By Staff Reports on January 31, 2014

From a delivery of nine gorillas across two continents to a specific heart internal defibrillator, DHL Express flew some strange cargo in 2013.

DHL Express released its annual list of quirky delivery requests for the year.

In the Sub-Saharan Africa region, there has been an increase in strange food delivery requests with each passing year, according to Sumesh Rahavendra, head of marketing for DHL Express Sub-Saharan Africa. 

“One unique shipment to mention is a 32-kilogram consignment of haggis, which was moved from the UK to Tanzania for an event,” he said. “The Scottish delicacy was swiftly transported through customs and delivered in time for the prestigious event.” 

Rahavendra said that in Kenya, live human eyes are transported on a regular basis.

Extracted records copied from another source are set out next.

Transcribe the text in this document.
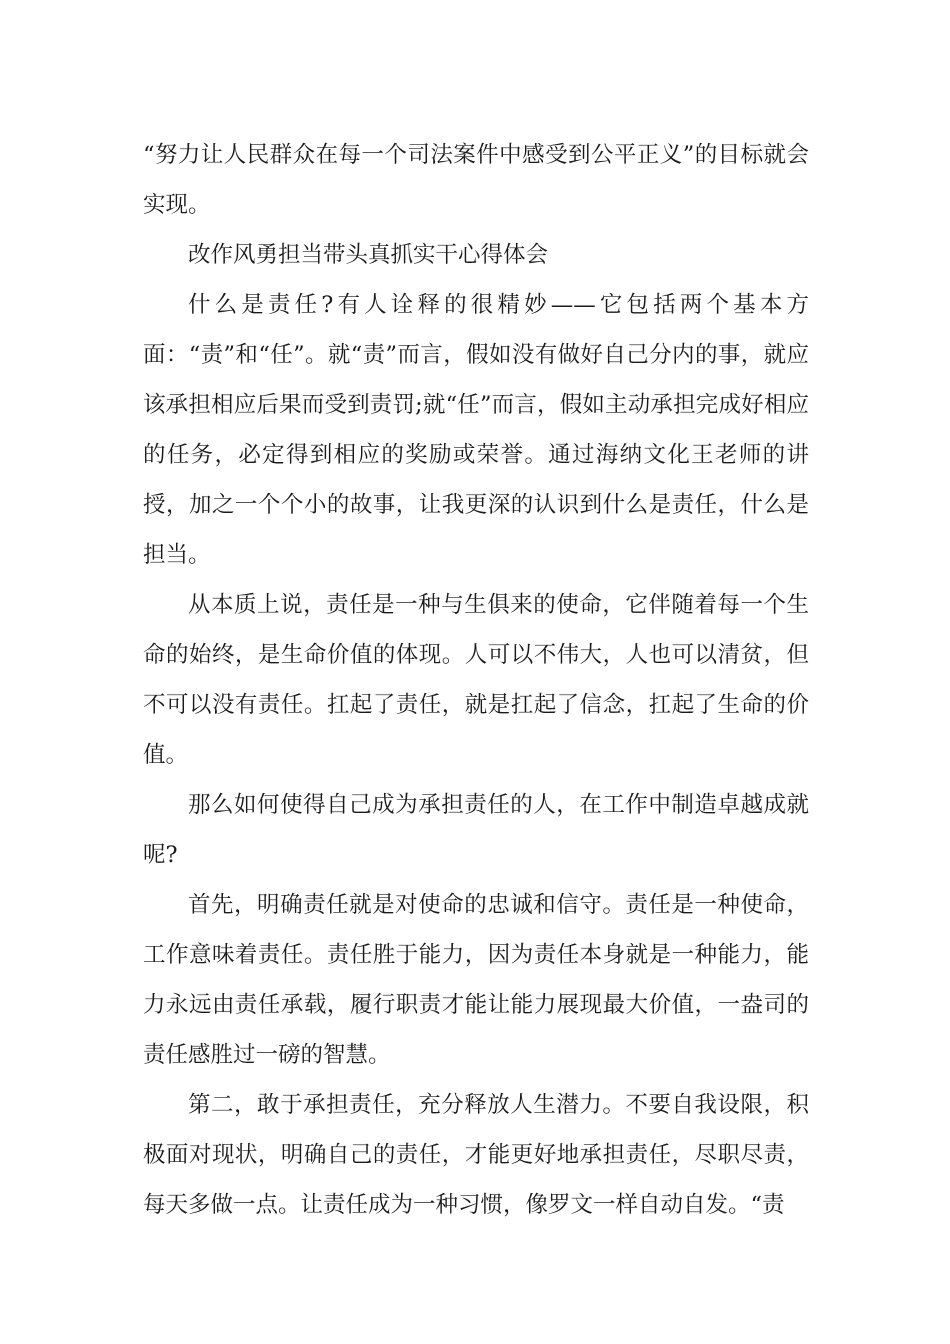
“努力让人民群众在每一个司法案件中感受到公平正义”的目标就会实现。

改作风勇担当带头真抓实干心得体会

什么是责任?有人诠释的很精妙——它包括两个基本方面：“责”和“任”。就“责”而言，假如没有做好自己分内的事，就应该承担相应后果而受到责罚;就“任”而言，假如主动承担完成好相应的任务，必定得到相应的奖励或荣誉。通过海纳文化王老师的讲授，加之一个个小的故事，让我更深的认识到什么是责任，什么是担当。

从本质上说，责任是一种与生俱来的使命，它伴随着每一个生命的始终，是生命价值的体现。人可以不伟大，人也可以清贫，但不可以没有责任。扛起了责任，就是扛起了信念，扛起了生命的价值。

那么如何使得自己成为承担责任的人，在工作中制造卓越成就呢?

首先，明确责任就是对使命的忠诚和信守。责任是一种使命，工作意味着责任。责任胜于能力，因为责任本身就是一种能力，能力永远由责任承载，履行职责才能让能力展现最大价值，一盎司的责任感胜过一磅的智慧。

第二，敢于承担责任，充分释放人生潜力。不要自我设限，积极面对现状，明确自己的责任，才能更好地承担责任，尽职尽责，每天多做一点。让责任成为一种习惯，像罗文一样自动自发。“责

“Understandably, the corneas have an extremely short life span and are therefore highly perishable, which possess a significant challenge to us,” he said. “What adds to the complexity is the fact that the recipient is booked and prepped for surgery while the cornea is in transit. The successes of these deliveries rely on prior customs releases, dedicated delivery vehicles and a passionate team of certified international specialists on the ground. When there is no margin for error and the result could affect another person’s opportunity for sight, every stop is pulled out from pickup to delivery.” 

Another unusual personal delivery was for a customer who shipped his laundry from the UK to a Southern African country – for dry cleaning.

For many people, a wedding is one of the most important days of their life, Rahavendra said.

“In light of this, 1.7 tonnes of fresh flowers were sent from Johannesburg to Douala in Cameroon for such an occasion,” he said. “This personal request came from a customer whose two sons were getting married on the same day. Fast forward a few short hours, and a splendor of color was delivered to the event in time for the all-important nuptials.”

On the conservation front, a delivery in Kenya included the transport of butterfly larvae.

“Any delay in the transport process would result in the premature hatching of the butterflies, from which they would not have survived,” Rahavendra said. “Following a similar operational process as the transport of the corneas previously mentioned, another successful yet another unique delivery was completed.”